There are diverse dietary restrictions in India, and these may affect the foods that are served:

  • Hindus do not eat beef and many are vegetarians.
  • Muslims do not eat pork or drink alcohol.
  • Sikhs do not eat beef.
  • Lamb, chicken, and fish are the most commonly served main courses for non-vegetarian meals as they avoid the meat restrictions of the religious groups.

Table manners are somewhat formal, but this formality is tempered by the religious beliefs of the various groups.

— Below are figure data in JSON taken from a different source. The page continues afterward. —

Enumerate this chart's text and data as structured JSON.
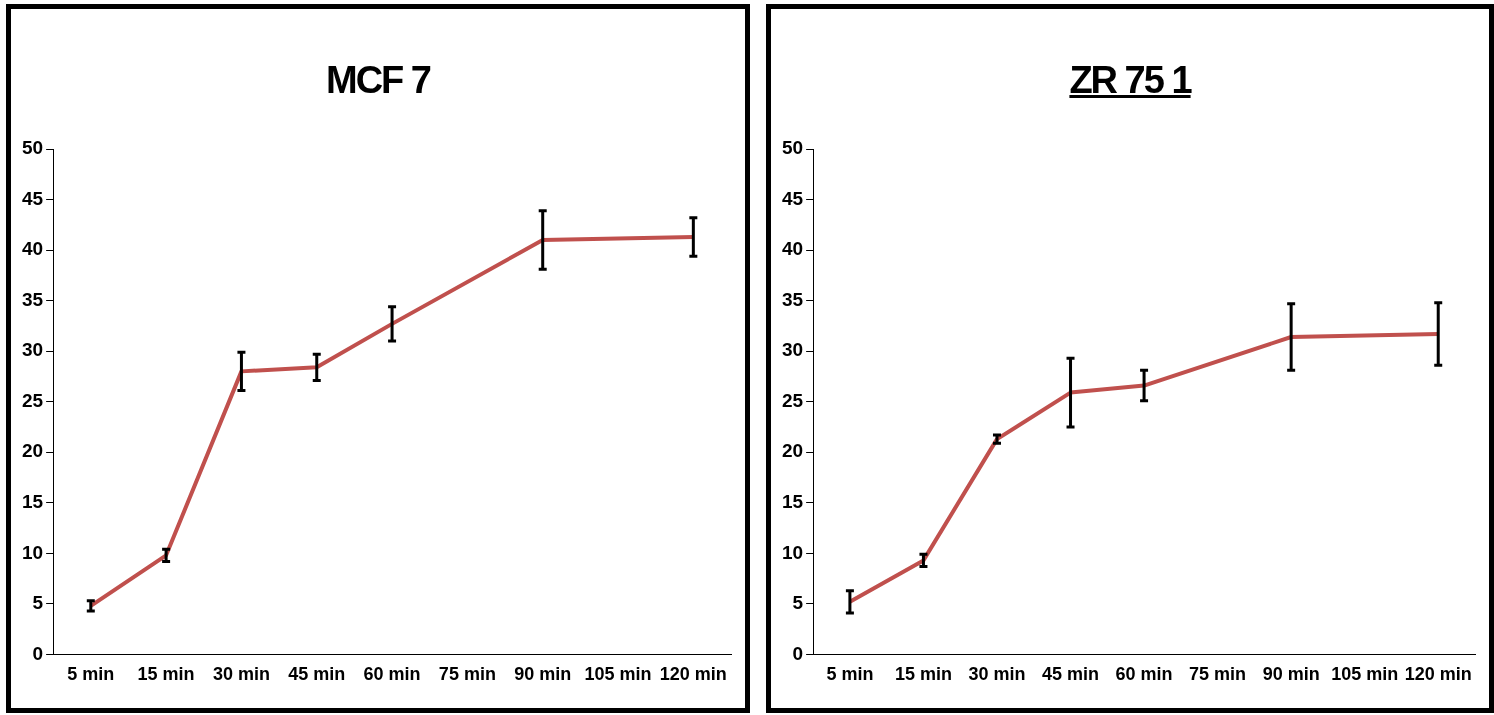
{
  "chart_data": [
    {
      "type": "line",
      "title": "MCF 7",
      "categories": [
        "5 min",
        "15 min",
        "30 min",
        "45 min",
        "60 min",
        "75 min",
        "90 min",
        "105 min",
        "120 min"
      ],
      "color": "#c0504d",
      "values": [
        4.8,
        9.8,
        28.0,
        28.4,
        32.7,
        null,
        41.0,
        null,
        41.3
      ],
      "errors": [
        0.5,
        0.6,
        1.9,
        1.3,
        1.7,
        null,
        2.9,
        null,
        1.9
      ],
      "ylim": [
        0,
        50
      ],
      "yticks": [
        0,
        5,
        10,
        15,
        20,
        25,
        30,
        35,
        40,
        45,
        50
      ]
    },
    {
      "type": "line",
      "title": "ZR 75 1",
      "categories": [
        "5 min",
        "15 min",
        "30 min",
        "45 min",
        "60 min",
        "75 min",
        "90 min",
        "105 min",
        "120 min"
      ],
      "color": "#c0504d",
      "values": [
        5.2,
        9.3,
        21.3,
        25.9,
        26.6,
        null,
        31.4,
        null,
        31.7
      ],
      "errors": [
        1.1,
        0.6,
        0.4,
        3.4,
        1.5,
        null,
        3.3,
        null,
        3.1
      ],
      "ylim": [
        0,
        50
      ],
      "yticks": [
        0,
        5,
        10,
        15,
        20,
        25,
        30,
        35,
        40,
        45,
        50
      ]
    }
  ]
}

  • Much Indian food is eaten with the fingers.
  • Wait to be told where to sit.
  • If utensils are used, they are generally a tablespoon and a fork.
  • Guests are often served in a particular order: the guest of honour is served first, followed by the men, and the children are served last. Women typically serve the men and eat later.
  • You may be asked to wash your hands before and after sitting down to a meal.
  • Always use your right hand to eat, whether you are using utensils or your fingers.
  • In some situations food may be put on your plate for you, while in other situations you may be allowed to serve yourself from a communal bowl.
  • Leaving a small amount of food on your plate indicates that you are satisfied. Finishing all your food means that you are still hungry.